Bad hiring: more common than you think
It’s fairly common that a new hire’s performance is problematically underwhelming. A CareerBuilder survey found nearly 74% of HR professionals said they’d made a mistake in hiring. Employers have said bad hires are often made out of desperation. An employer is in dire need of someone, and an employee is hired who isn’t fully vetted.
What makes someone a bad hire? According to CareerBuilder, managers spot bad hires when they notice at least one of three red flags:
- The new employee could not produce the quality of work needed or did not have the skills he or she claimed to have;
- The hire couldn’t get along with the team or had a negative attitude; or
- They wouldn’t show up for work consistently.
A bad hire can result in additional recruitment fees, relocation and training for a replacement, a negative effect on team performance, disruption of work and of projects, lost customers, weakened employer brand and litigation fees. Estimates for a dollar amount of replacing a bad fit vary, but a common rule of thumb is that it costs 30% of that person’s first year of potential earnings, according to the U.S. Department of Labor (DOL).
Why is your hire a bad one?
Replacing a bad hire involves a lot of expenses, but allowing a bad hire to remain in place can be just as costly. As such a situation could wear on team morale and could even drive away veteran employees. Neither option is ideal.

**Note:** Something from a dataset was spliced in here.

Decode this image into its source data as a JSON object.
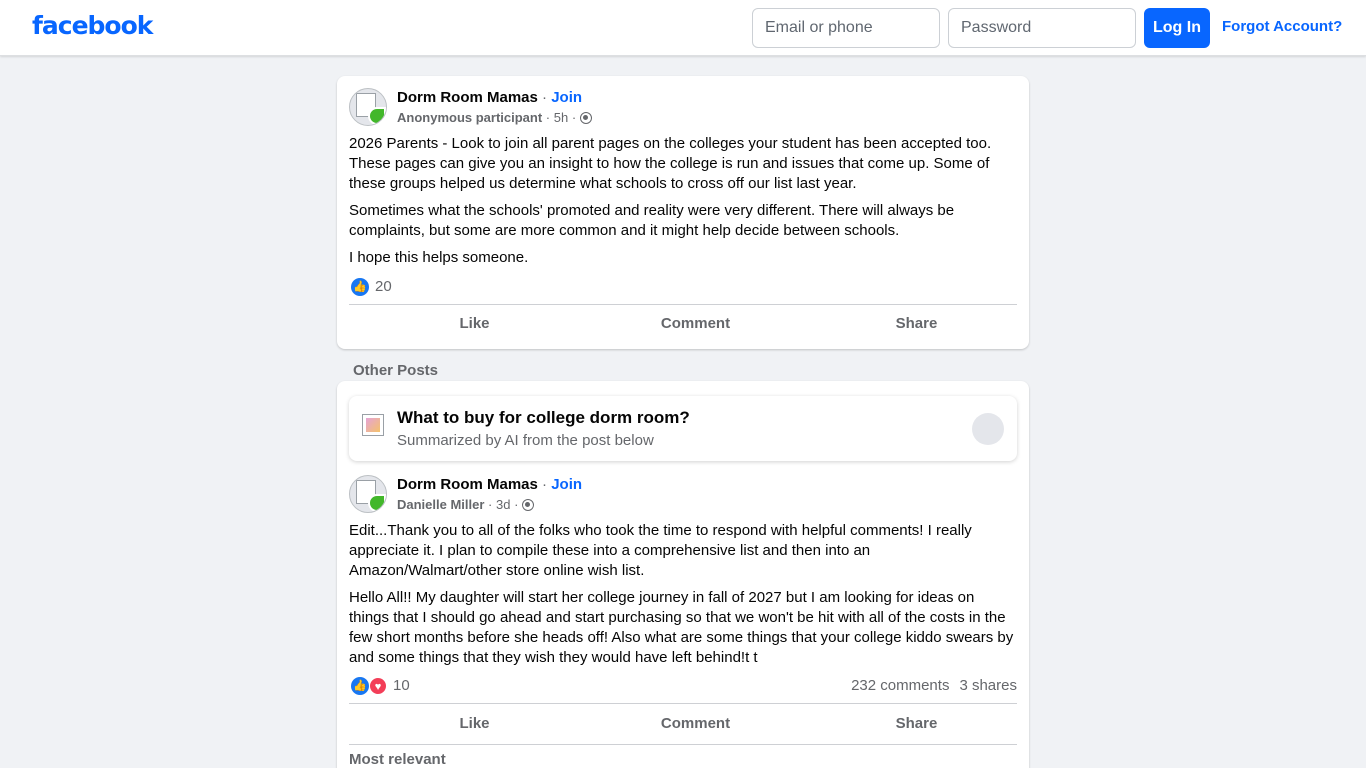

There are a few reasons someone can be a bad hire. They may make too many mistakes, may display consistent tardiness or may not fit with the organization’s culture. But to determine the cause, managers must to take a step back to the beginning of the hiring process and ask themselves, “What did I want this person to do? What did I communicate? Is the job what I said? What is the onboarding? Did we bring the person onboard in the right way to succeed?”
Two questions to ask are (1) knowing what I know now, would I hire this person again?, and (2) is this the best person for the job? These questions aren’t just asked when facing an underperforming employee, but should be revisited throughout their employment.
If managers have to say no to the questions they pose themselves about a bad hire, they have to know why that is. Company leaders have one more question to ask themselves at that point: What can I do to answer those questions in the affirmative? The solution may lie in development, mentoring, coaching or whatever can fill the gaps. Simple patience could be the answer: Some people rush to fire a person, when in reality, the employee needed more time to become a good fit.
Reforming a bad hire
If the problem is cultural, the appropriate response may be more conversational, such as discussing attitude, appearance, cell phone use or punctuality, or another expectation unique to an organization. If the new employee’s problem concerns job performance, a manager may need to think about what tools, training or resources the hire could benefit from.